HRMWE Research Community Seminar – Dr Mat Johnson

Event Title: Decent work and the city: Regulation from above and below
Date: 14 December 2022
Time: 14:00-16:00
Location: NUBS 2.13

If you would like to attend, please register using the following link: https://forms.office.com/r/U1YeDir7Rd.

Guest Speaker: Dr Mat Johnson is a senior lecturer in Employment Studies based in the Work and Equalities Institute at The Alliance Manchester Business School. Mat’s research interests include wage setting, precarious work and the changing nature of labour market regulation at local, national and international level. Mat recently secured a £1m grant from the UKRI Future Leaders Fellowship to support a comparative qualitative study of work and employment in six cities around the world (2020-27). Mat has published articles in Human Relations, Human Resource Management Journal, Industrial Relations Journal, Transfer and Work, Employment and Society, and has co-authored several book chapters.

Abstract
Given the seemingly intractable challenges of articulating and implementing the decent work agenda across varied national contexts (e.g., Burchell et al., 2014; Christie et al., 2021), there is growing interest in the role of cities in delivering the economic and social upgrading needed to ‘build back better’ from the covid-19 pandemic.
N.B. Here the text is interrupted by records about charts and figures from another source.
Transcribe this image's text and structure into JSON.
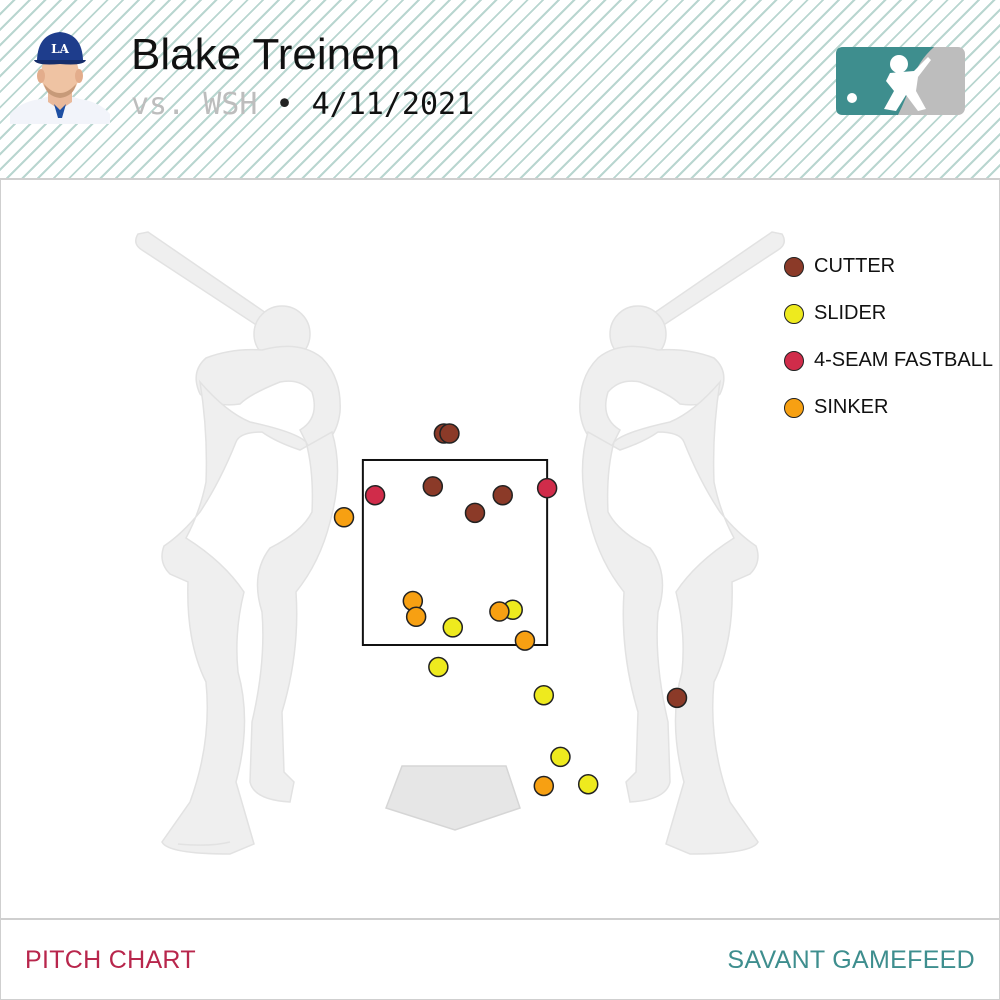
{
  "header": {
    "player_name": "Blake Treinen",
    "opponent": "vs. WSH",
    "separator": "•",
    "date": "4/11/2021",
    "avatar_icon": "player-headshot",
    "logo_icon": "mlb-logo"
  },
  "colors": {
    "CUTTER": "#8b3a28",
    "SLIDER": "#eeea1e",
    "4-SEAM FASTBALL": "#d02c4a",
    "SINKER": "#f7a012",
    "header_stripe": "#b9d6d0",
    "logo_teal": "#3e8e8e",
    "footer_left": "#b8264c",
    "footer_right": "#3e8e8e"
  },
  "chart_data": {
    "type": "scatter",
    "title": "",
    "xlabel": "",
    "ylabel": "",
    "x_axis_range": [
      -2.2,
      2.2
    ],
    "y_axis_range": [
      -0.6,
      5.2
    ],
    "strike_zone": {
      "x": [
        -0.83,
        0.83
      ],
      "y": [
        1.5,
        3.6
      ]
    },
    "legend_position": "top-right",
    "series": [
      {
        "name": "CUTTER",
        "points": [
          {
            "x": -0.1,
            "y": 3.9
          },
          {
            "x": -0.05,
            "y": 3.9
          },
          {
            "x": -0.2,
            "y": 3.3
          },
          {
            "x": 0.43,
            "y": 3.2
          },
          {
            "x": 0.18,
            "y": 3.0
          },
          {
            "x": 2.0,
            "y": 0.9
          }
        ]
      },
      {
        "name": "SLIDER",
        "points": [
          {
            "x": -0.02,
            "y": 1.7
          },
          {
            "x": 0.52,
            "y": 1.9
          },
          {
            "x": -0.15,
            "y": 1.25
          },
          {
            "x": 0.8,
            "y": 0.93
          },
          {
            "x": 0.95,
            "y": 0.23
          },
          {
            "x": 1.2,
            "y": -0.08
          }
        ]
      },
      {
        "name": "4-SEAM FASTBALL",
        "points": [
          {
            "x": -0.72,
            "y": 3.2
          },
          {
            "x": 0.83,
            "y": 3.28
          }
        ]
      },
      {
        "name": "SINKER",
        "points": [
          {
            "x": -1.0,
            "y": 2.95
          },
          {
            "x": -0.38,
            "y": 2.0
          },
          {
            "x": -0.35,
            "y": 1.82
          },
          {
            "x": 0.4,
            "y": 1.88
          },
          {
            "x": 0.63,
            "y": 1.55
          },
          {
            "x": 0.8,
            "y": -0.1
          }
        ]
      }
    ]
  },
  "footer": {
    "left": "PITCH CHART",
    "right": "SAVANT GAMEFEED"
  }
}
At the same time, transforming this rhetoric into reality is likely to be shaped by the particular aspects of the decent work agenda that local political elites see as the priority (e.g., job creation or job quality) and the particular traditions of policy making and economic transformation within cities (e.g. state centred and top down or participatory and bottom-up). There are also broader questions about whether cities in isolation can resist the forces of neoliberal austerity and the global competitive market dynamics that act as a drag on worker rights and living standards (Davies, 2021).
This presentation will offer initial findings from a four-year project comparing decent work initiatives from six cities around the world (Bremen, Buenos Aires, Manchester, Montreal, NYC and Seoul) and reflect upon the varied ways in which issues of precariousness and inequality are being addressed within and across different city contexts. Our comparisons suggest that cities can operate as ‘spaces of progress’ where egalitarian and redistributive policies are enacted and implemented from the top down, both through the laws, licensing rules, and social investments of municipal government (Jacobs et al., 2021), and through the soft power of political leaders working in partnership with employers to deliver good jobs and inclusive growth (Johnson et al., forthcoming 2022; Waite and Bristow, 2019). Conversely, cities are also ‘spaces of protest’ where worker-led and grassroots movements generate new mechanisms of regulation, enforcement and solidaristic action ‘from below’ to prevent the further deterioration of standards (Atzeni, 2018; della Porta, 2016; Fine and Bartley, 2018; Souza, 2006).
Our research suggests that in order to understand the changing nature of work in cities, we need to look at the increasingly complex and nuanced horizontal relationships between workplaces and the wider communities within which they are located, and to explore the shifting sources of power and collective action that may transcend traditional industries, trade union structures and occupational groups. We also need to interrogate the strength of the vertical links that connect elite actors to grassroots activists, workers and citizens, and the channels of dialogue that shape the tone and substantive outcomes of regulatory debate at city level.